Semester at Sea reinstated

By Allison Mongan


The International Education Office is once again offering Semester at Sea as a valid choice for students wishing to study abroad after many requests from students and alumni. It is too late for students to apply for the fall voyage, but students will now be permitted to apply for the 2012 spring semester.

“I am extremely proud of Bucknell for listening to the voices of a few concerned alumni and students, revisiting this issue, and in my humble opinion, making the right decision” Lee Guzofski ’94, SAS F’93 said.

For the past five years the University of Virginia has been the sponsoring university of Semester at Sea (SAS) after they took over it from the University of Pittsburgh. SAS goes on two main voyages in the fall and spring to a variety of countries, many of which are third-world countries.

Last spring the International Education Office announced that SAS would not be offered as an option for studying abroad after this spring’s voyage due to credit transfer problems. Each department gets to individually decide if they are going to accept the credits from SAS, and some do not allow the transfer because the classes offered on the boat do not fit into the structure of typical University classes.

“Study abroad classes are supposed to be able to replace what you would have done on campus,” said Stephen Appiah-Padi, Director of International Education.

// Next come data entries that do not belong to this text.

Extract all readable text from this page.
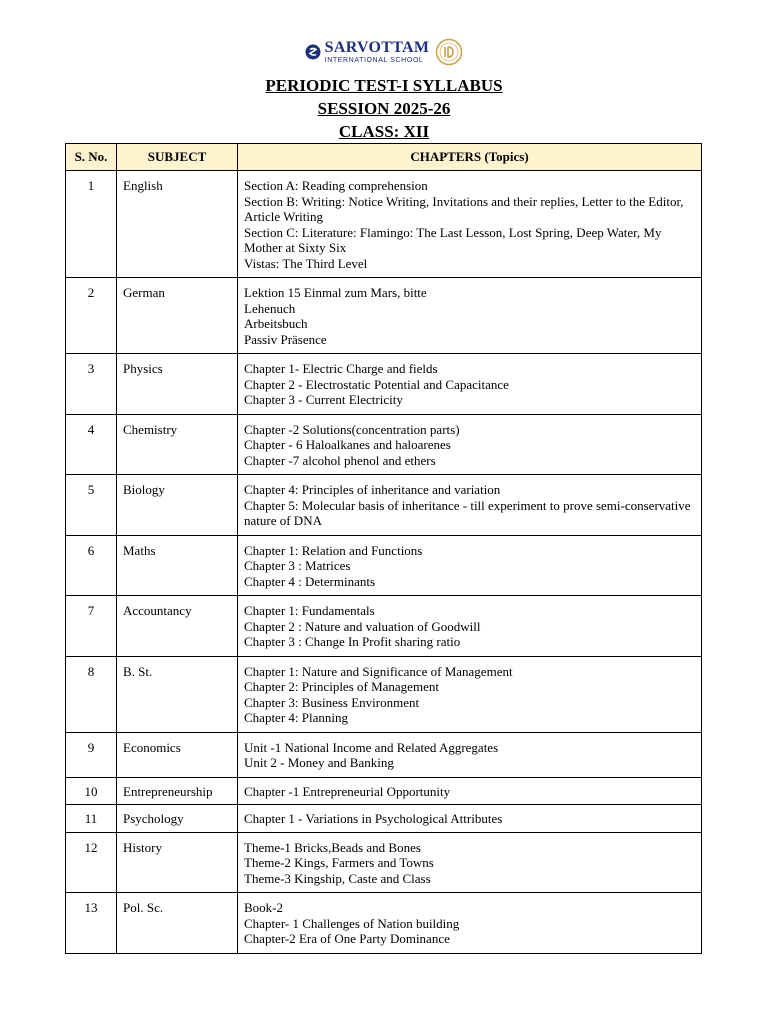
SARVOTTAM
INTERNATIONAL SCHOOL
PERIODIC TEST-I SYLLABUS
SESSION 2025-26
CLASS: XII
S. No.	SUBJECT	CHAPTERS (Topics)
1	English	Section A: Reading comprehension
Section B: Writing: Notice Writing, Invitations and their replies, Letter to the Editor, Article Writing
Section C: Literature: Flamingo: The Last Lesson, Lost Spring, Deep Water, My Mother at Sixty Six
Vistas: The Third Level

2	German	Lektion 15 Einmal zum Mars, bitte
Lehenuch
Arbeitsbuch
Passiv Präsence

3	Physics	Chapter 1- Electric Charge and fields
Chapter 2 - Electrostatic Potential and Capacitance
Chapter 3 - Current Electricity

4	Chemistry	Chapter -2 Solutions(concentration parts)
Chapter - 6 Haloalkanes and haloarenes
Chapter -7 alcohol phenol and ethers

5	Biology	Chapter 4: Principles of inheritance and variation
Chapter 5: Molecular basis of inheritance - till experiment to prove semi-conservative nature of DNA

6	Maths	Chapter 1: Relation and Functions
Chapter 3 : Matrices
Chapter 4 : Determinants

7	Accountancy	Chapter 1: Fundamentals
Chapter 2 : Nature and valuation of Goodwill
Chapter 3 : Change In Profit sharing ratio

8	B. St.	Chapter 1: Nature and Significance of Management
Chapter 2: Principles of Management
Chapter 3: Business Environment
Chapter 4: Planning

9	Economics	Unit -1 National Income and Related Aggregates
Unit 2 - Money and Banking

10	Entrepreneurship	Chapter -1 Entrepreneurial Opportunity

11	Psychology	Chapter 1 - Variations in Psychological Attributes

12	History	Theme-1 Bricks,Beads and Bones
Theme-2 Kings, Farmers and Towns
Theme-3 Kingship, Caste and Class

13	Pol. Sc.	Book-2
Chapter- 1 Challenges of Nation building
Chapter-2 Era of One Party Dominance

When the April 2010 article in The Bucknellian announced the end of Semester at Sea for the University, students and alumni quickly expressed their disappointment and started working toward the reinstatement of the program.

“Even after sailing 18 years ago, I have such an emotional connection to this program that it just felt wrong to sit back and do nothing,” Tara Lebda ’94, SAS F’92 said.

Lebda was one of the many alumni who were very involved in getting SAS reinstated. With the help of Guzofski, Lebda was able to get the University to reconsider its decision. The two alumni contacted Provost Mick Smyer and Mark Spiro, the chairman of the Committee on International Education, with a plea to have the decision reopened. With a second look at the request of Lebda, Guzofski and other University faculty and students, the Committee decided to overturn their original decision.

Semester at Sea offers a unique study abroad option where students are able to spend the semester on a ship.

“You are exposed to over 10 countries during one semester. You study about each country’s history, culture and language before you get to experience it first-hand,” Lebda said. Each student has a ship family and is given the opportunity to have the experience of a lifetime.

“I learned so much about the world and it is different learning about countries in class and then being able to see it in action. I saw how countries fit and work together and how my country fit too,” Patty Meegan ’12, SAS F’10 said.

Professors on the ship must have a deep understanding of not only their subjects but also how the subject ties into the various countries where the ship will dock throughout the semester, advocates of the program said.

“The only thing I will insist upon is that every child of mine is going on Semester at Sea. [That’s] non-negotiable,” Guzofski said.